Projet Expérimental à Arzew
Un projet pilote de production d’hydrogène vert de 50 MW est en préparation sur le site Sonatrach à Arzew (Oran), financé en partie par 20 millions d’Euros Allemands. Lancé en 2024 lors de la visite de Robert Habeck, il servira de base pour des développements ultérieurs vers l’Europe.
Corridor SouthH2
Ce Gazoduc sous-marin reliera l’Algérie à l’Allemagne via la Tunisie, l’Italie et l’Autriche, pour exporter de l’hydrogène vert à grande échelle. Des évaluations avancent en 2025-2026, avec un groupe de travail bilatéral créé en février 2024.
Programme TaqatHy+
Projet de formation et renforcement des capacités locales sur l’hydrogène vert et les renouvelables, cofinancé par l’UE (28 M€) et l’Allemagne (13 M€) jusqu’en 2029. Il cible l’efficacité énergétique et la réduction des émissions, piloté par GIZ et le Ministère Algérien de l’Énergie.
Autres Discussions
Rencontres récentes avec Siemens Energy explorent des investissements dans l’hydrogène vert, les mines et le dessalement, en marge de l’Alliance ALTEH2A. Ces efforts positionnent l’Algérie comme exportateur clé pour l’Allemagne.

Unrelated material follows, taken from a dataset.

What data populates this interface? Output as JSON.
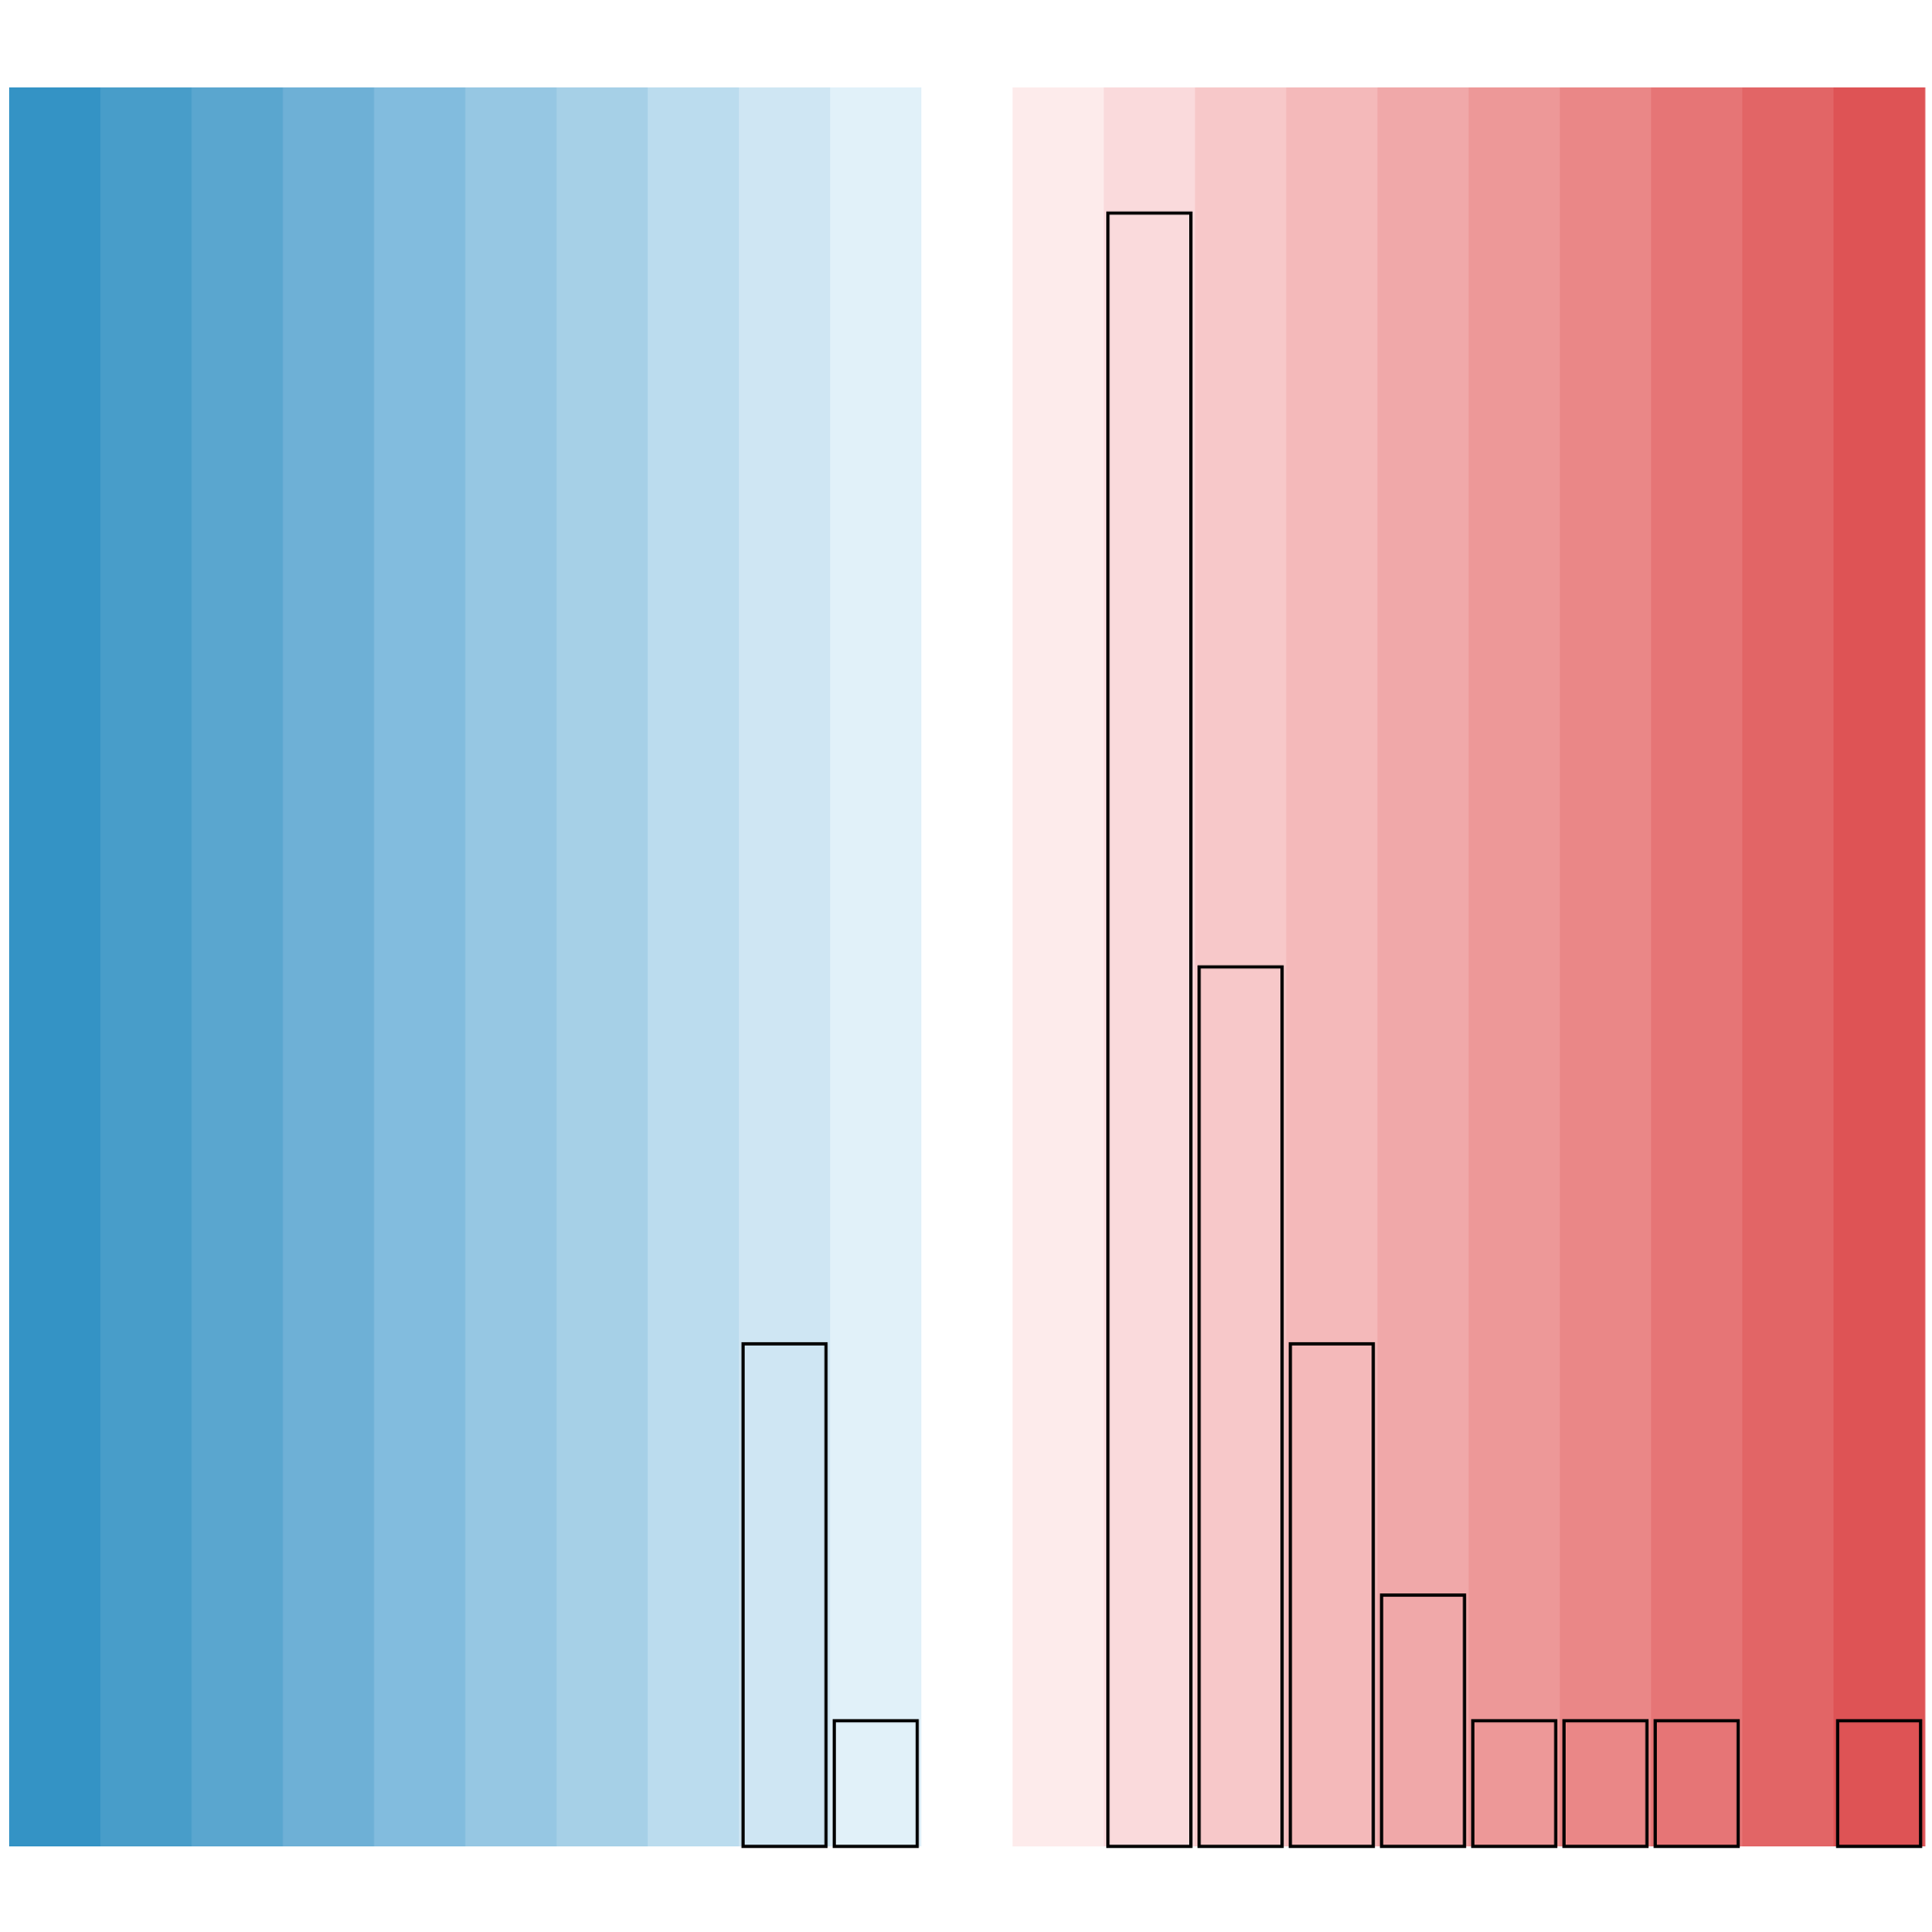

Le corridor SoutH2 est un mégaprojet de Gazoduc dédié à l’hydrogène vert reliant l’Afrique du Nord à l’Europe Centrale. Il vise à transporter jusqu’à 4 millions de tonnes par an d’ici les années 2030, en réutilisant plus de 65% d’infrastructures existantes pour réduire les coûts.
Itinéraire et Infrastructure
Ce pipeline de 3 300 km part d’Algérie et de Tunisie, traverse la Méditerranée vers l’Italie (Sicile via Mazara del Vallo), puis l’Autriche et l’Allemagne. Les opérateurs incluent Sonatrach, Snam (Italie), TAG et GCA (Autriche), et bayernets (Allemagne).
La carte illustre les centres de production (vert), de demande (bleu), le stockage (orange) et les tracés reliant Augusta à l’Allemagne du Sud.
Avancées Récentes
Reconnu “Projet d’Intérêt Commun” (PCI) par l’UE, il bénéficie d’un soutien penta latéral. Protocole d’accord signé en juillet 2024 à Alger pour études de faisabilité ; déclaration politique en Italie en janvier 2025 ; rencontre de coordination prévue à Alger en mars 2026. Ce corridor s’aligne sur Repéré pour 40% des importations d’hydrogène de l’UE.